# Dataset Creation

Convert to python: run `jupyter nbconvert --to python dataset_creation.ipynb`

In [None]:
import os
import shutil
import wget
import zipfile
import pandas as pd
import datetime
import numpy as np
import IPython
from glob import glob

## Config

Make sure to change these configs before running the whole notebook.

- Base URL: The BackBlaze dataset URL

In [None]:
base_url = "https://f001.backblazeb2.com/file/Backblaze-Hard-Drive-Data/"

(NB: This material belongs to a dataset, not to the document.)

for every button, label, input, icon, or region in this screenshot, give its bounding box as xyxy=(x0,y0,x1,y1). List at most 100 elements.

- Base Path: This should be pointing to where to hold the dataset.  
Note that this relative path is relative to the current working directory, or in other words, usually where this ipynb is.

In [None]:
notebook_path = IPython.get_ipython().starting_dir
base_path = os.path.abspath(os.path.join(notebook_path, '..', 'HDD_dataset'))
os.makedirs(base_path, exist_ok=True)
base_path

- Output Path: This should be pointing to where to output the database, used by the `Classification.py` script.

In [None]:
# Create output directory
output_dir = os.path.abspath(os.path.join(notebook_path, '..', 'output'))
os.makedirs(output_dir, exist_ok=True)
output_dir

- Years: Years of data to download and analyze (From 2013 to 2019)

In [None]:
years = [str(year) for year in range(2013, 2020)]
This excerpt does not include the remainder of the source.